Die Bundesregierung beschäftigt sich seit mehreren Wochen mit der Einführung eines Social-Media-Verbots für Kinder unter 14 Jahren. Diese Maßnahme wird diskutiert, um den Gefahren der Radikalisierung und möglichen Entwicklungsschäden bei jungen Menschen entgegenzuwirken. Alexander Pröll, der zuständige Staatssekretär der ÖVP, gab in einem Interview mit der „Krone“ Einblicke in die Hintergründe dieser Debatte.
Pröll betont, dass die Nutzung von sozialen Medien durch Kinder und Jugendliche ernsthafte Risiken mit sich bringt. Insbesondere sieht er die Gefahr, dass Kinder in extremistische und radikale Ideologien hineingezogen werden können. Die Auswirkungen auf die psychische Gesundheit und die soziale Entwicklung sind ebenfalls besorgniserregend. Experten warnen vor den Folgen einer unkontrollierten Nutzung von Plattformen wie Instagram, TikTok und Co., die bei jüngeren Nutzern zu einem verzerrten Selbstbild und zu Problemen im sozialen Umgang führen können.
Ein weiterer zentraler Punkt im Gespräch war das Problem in Schulen. Pröll wies auf eine alarmierende Beobachtung hin: In der Zeit des Fastenmonats Ramadan treten in Schulen häufig vermehrte Spannungen und Konflikte auf. Diese Probleme werden in erster Linie durch die unterschiedlichen Lebensweisen und den Umgang mit der Religion hervorgerufen. Während einige Kinder fasten, nehmen andere daran nicht teil, was zu Missverständnissen und Spannungen führen kann.
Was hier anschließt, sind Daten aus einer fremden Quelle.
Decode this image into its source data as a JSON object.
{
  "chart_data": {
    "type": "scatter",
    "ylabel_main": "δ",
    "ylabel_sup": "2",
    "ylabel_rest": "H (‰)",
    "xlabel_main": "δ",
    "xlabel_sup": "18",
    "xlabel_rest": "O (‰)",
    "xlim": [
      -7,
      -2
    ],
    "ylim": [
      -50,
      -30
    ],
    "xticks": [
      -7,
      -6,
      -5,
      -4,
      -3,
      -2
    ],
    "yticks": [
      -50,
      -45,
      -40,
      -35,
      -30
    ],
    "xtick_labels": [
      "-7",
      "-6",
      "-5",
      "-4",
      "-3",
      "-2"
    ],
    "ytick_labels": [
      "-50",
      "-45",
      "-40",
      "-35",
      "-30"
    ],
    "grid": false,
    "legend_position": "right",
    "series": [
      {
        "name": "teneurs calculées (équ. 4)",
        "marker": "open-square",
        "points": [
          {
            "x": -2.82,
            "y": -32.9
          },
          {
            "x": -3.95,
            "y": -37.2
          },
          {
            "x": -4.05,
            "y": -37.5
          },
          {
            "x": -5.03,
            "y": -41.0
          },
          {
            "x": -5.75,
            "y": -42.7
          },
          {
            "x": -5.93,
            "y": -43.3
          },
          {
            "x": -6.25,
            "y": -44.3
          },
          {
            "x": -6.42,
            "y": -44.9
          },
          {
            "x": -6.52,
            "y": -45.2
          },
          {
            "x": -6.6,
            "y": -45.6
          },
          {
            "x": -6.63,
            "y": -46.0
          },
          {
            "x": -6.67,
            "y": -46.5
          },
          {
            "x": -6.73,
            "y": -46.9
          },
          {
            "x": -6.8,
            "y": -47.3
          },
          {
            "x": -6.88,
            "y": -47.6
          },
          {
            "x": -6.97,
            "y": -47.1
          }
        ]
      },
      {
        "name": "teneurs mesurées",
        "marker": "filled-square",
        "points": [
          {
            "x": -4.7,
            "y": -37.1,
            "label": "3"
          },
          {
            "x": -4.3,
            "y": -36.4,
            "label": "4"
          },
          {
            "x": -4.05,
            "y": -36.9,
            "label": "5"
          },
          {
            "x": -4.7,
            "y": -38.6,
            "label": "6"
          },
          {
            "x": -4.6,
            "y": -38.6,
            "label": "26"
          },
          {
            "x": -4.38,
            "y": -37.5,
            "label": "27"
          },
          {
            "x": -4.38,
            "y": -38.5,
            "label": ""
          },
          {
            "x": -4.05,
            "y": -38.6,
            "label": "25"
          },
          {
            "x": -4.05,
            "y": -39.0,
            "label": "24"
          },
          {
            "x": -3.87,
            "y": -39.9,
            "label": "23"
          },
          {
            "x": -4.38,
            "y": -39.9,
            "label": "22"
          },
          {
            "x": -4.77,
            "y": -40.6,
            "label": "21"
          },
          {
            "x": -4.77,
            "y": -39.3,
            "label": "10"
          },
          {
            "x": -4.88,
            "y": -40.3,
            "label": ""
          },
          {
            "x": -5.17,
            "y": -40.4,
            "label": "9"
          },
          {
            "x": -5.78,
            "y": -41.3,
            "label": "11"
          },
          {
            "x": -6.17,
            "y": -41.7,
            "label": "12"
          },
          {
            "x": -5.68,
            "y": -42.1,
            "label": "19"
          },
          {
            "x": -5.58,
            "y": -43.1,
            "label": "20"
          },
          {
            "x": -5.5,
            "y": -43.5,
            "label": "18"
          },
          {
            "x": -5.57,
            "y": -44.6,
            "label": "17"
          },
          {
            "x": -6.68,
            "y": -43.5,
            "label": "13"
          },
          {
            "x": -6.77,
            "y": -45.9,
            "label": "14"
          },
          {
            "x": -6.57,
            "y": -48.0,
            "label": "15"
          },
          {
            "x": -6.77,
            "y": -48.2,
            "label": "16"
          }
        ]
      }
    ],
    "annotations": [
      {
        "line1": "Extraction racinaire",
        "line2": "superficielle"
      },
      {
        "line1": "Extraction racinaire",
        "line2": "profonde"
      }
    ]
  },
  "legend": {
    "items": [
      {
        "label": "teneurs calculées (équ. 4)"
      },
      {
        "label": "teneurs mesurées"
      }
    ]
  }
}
Diese Situation kann sich negativ auf das Schulklima auswirken und Lehrer sowie Schüler vor große Herausforderungen stellen.
Pröll fordert daher nicht nur ein strengeres Vorgehen gegen die Nutzung von sozialen Medien durch Kinder, sondern auch eine bessere Unterstützung für Schulen. Es sei wichtig, ein Umfeld zu schaffen, das sowohl die religiösen Praktiken respektiert als auch den respektvollen Umgang unter den Schülern fördert. Die Bundesregierung erhofft sich von den diskutierten Maßnahmen langfristige Ergebnisse, die sowohl die Sicherheit der Kinder als auch deren gesunde Entwicklung gewährleisten.
Abschließend stellt Pröll klar, dass das geplante Verbot für Kinder unter 14 Jahren nicht als vollständige Lösung angesehen werden sollte. Vielmehr müsse ein ganzheitlicher Ansatz gefunden werden, der die Erziehung und Aufklärung der Kinder sowie der Eltern in den Vordergrund stellt. Es geht darum, den Kindern die nötigen Werkzeuge an die Hand zu geben, um verantwortungsvoll mit sozialen Medien umgehen zu können, anstatt sie vollständig von diesen Plattformen abzuschotten.